Consultation on the updated proposals begins today and runs until Monday, 18 December 2023. A series of public information events will be hosted across Cork city during November. Dates, times and venues are available at www.busconnects.ie/cork. Leaflets will also be delivered to almost one hundred thousand addresses in Cork in the coming days with information about the consultation.
All submissions in the third round of public consultation will be reviewed by the NTA. Following this, the NTA will finalise the Preferred Route Options for all eleven corridors. The scheme designs will be further developed and statutory consent applications to An Bord Pleanála will be prepared, inclusive of transport and environmental impact assessments. At this stage, as part of the formal planning application to ABP, there will be a statutory public consultation process also.
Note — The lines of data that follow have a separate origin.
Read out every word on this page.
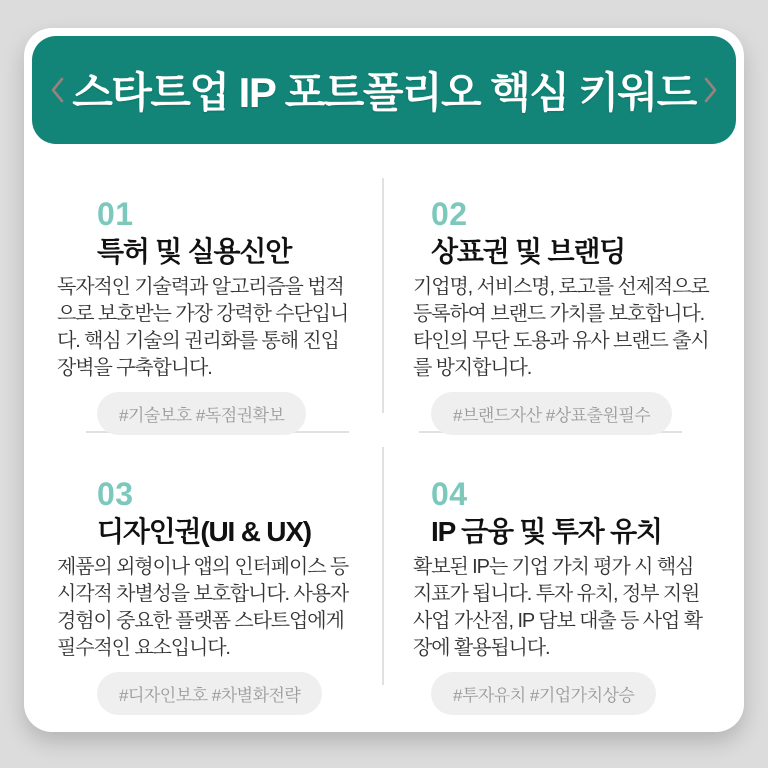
스타트업 IP 포트폴리오 핵심 키워드
01
특허 및 실용신안
독자적인 기술력과 알고리즘을 법적으로 보호받는 가장 강력한 수단입니다. 핵심 기술의 권리화를 통해 진입 장벽을 구축합니다.
#기술보호 #독점권확보
02
상표권 및 브랜딩
기업명, 서비스명, 로고를 선제적으로 등록하여 브랜드 가치를 보호합니다. 타인의 무단 도용과 유사 브랜드 출시를 방지합니다.
#브랜드자산 #상표출원필수
03
디자인권(UI & UX)
제품의 외형이나 앱의 인터페이스 등 시각적 차별성을 보호합니다. 사용자 경험이 중요한 플랫폼 스타트업에게 필수적인 요소입니다.
#디자인보호 #차별화전략
04
IP 금융 및 투자 유치
확보된 IP는 기업 가치 평가 시 핵심 지표가 됩니다. 투자 유치, 정부 지원사업 가산점, IP 담보 대출 등 사업 확장에 활용됩니다.
#투자유치 #기업가치상승
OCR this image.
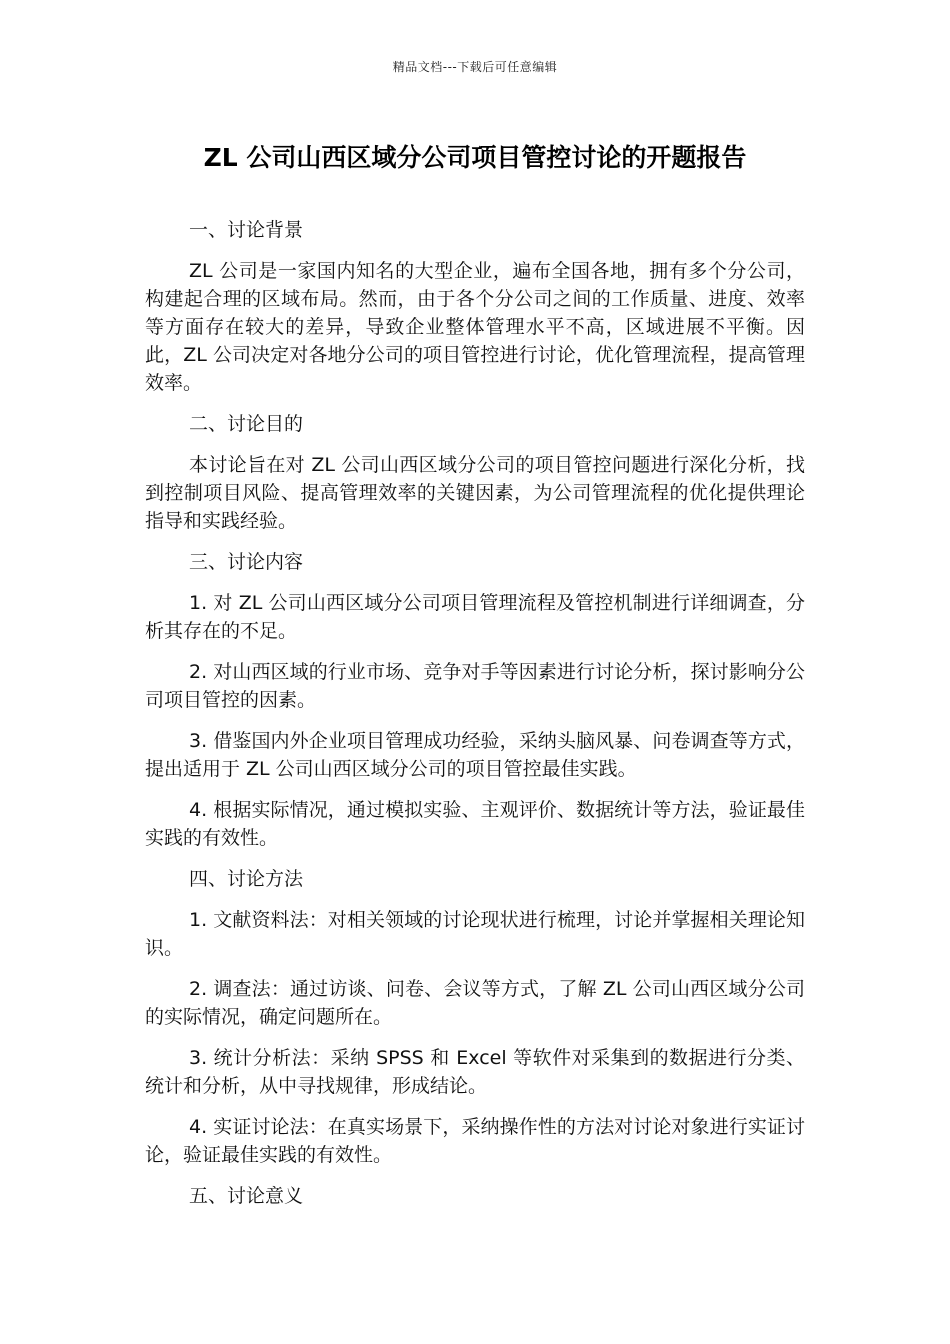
精品文档---下载后可任意编辑
ZL 公司山西区域分公司项目管控讨论的开题报告

一、讨论背景

ZL 公司是一家国内知名的大型企业，遍布全国各地，拥有多个分公司，构建起合理的区域布局。然而，由于各个分公司之间的工作质量、进度、效率等方面存在较大的差异，导致企业整体管理水平不高，区域进展不平衡。因此，ZL 公司决定对各地分公司的项目管控进行讨论，优化管理流程，提高管理效率。

二、讨论目的

本讨论旨在对 ZL 公司山西区域分公司的项目管控问题进行深化分析，找到控制项目风险、提高管理效率的关键因素，为公司管理流程的优化提供理论指导和实践经验。

三、讨论内容

1. 对 ZL 公司山西区域分公司项目管理流程及管控机制进行详细调查，分析其存在的不足。

2. 对山西区域的行业市场、竞争对手等因素进行讨论分析，探讨影响分公司项目管控的因素。

3. 借鉴国内外企业项目管理成功经验，采纳头脑风暴、问卷调查等方式，提出适用于 ZL 公司山西区域分公司的项目管控最佳实践。

4. 根据实际情况，通过模拟实验、主观评价、数据统计等方法，验证最佳实践的有效性。

四、讨论方法

1. 文献资料法：对相关领域的讨论现状进行梳理，讨论并掌握相关理论知识。

2. 调查法：通过访谈、问卷、会议等方式，了解 ZL 公司山西区域分公司的实际情况，确定问题所在。

3. 统计分析法：采纳 SPSS 和 Excel 等软件对采集到的数据进行分类、统计和分析，从中寻找规律，形成结论。

4. 实证讨论法：在真实场景下，采纳操作性的方法对讨论对象进行实证讨论，验证最佳实践的有效性。

五、讨论意义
Anne Graham, CEO of the NTA, said: “Since the launch of the second round of consultation, we’ve engaged extensively with community and business groups across the city and sought to respond constructively to the issues raised. The updated proposals we’re putting forward in collaboration with Cork City Council have helped to mitigate many of the issues raised by community and business groups.
“Cork is a growing city and needs a bus network that works for a rapidly transforming city. As key part of the BusConnects Cork programme, the development of the Sustainable Transport Corridors will help future proof Cork’s bus system and create safe cycling across the city as it continues to grow.
“I would invite the people of Cork to share their feedback on the updated proposals for the eleven corridors. Your views and input will help to shape the final proposals which will be submitted to An Bord Pleanála from next year.”
Ann Doherty, Chief Executive of Cork City Council said: “The delivery of the planned programme of improvements under Bus Connects is critical to the ongoing development of Cork City. The improved bus frequencies, journey time reliability and other measures will transform the ease with which people will be able to access and move across our city into the future.
“The planned investment in Cork’s public transport offering is also critical to the delivery on decarbonisation and the achievement of our Mission City climate neutrality targets over the period to 2030.”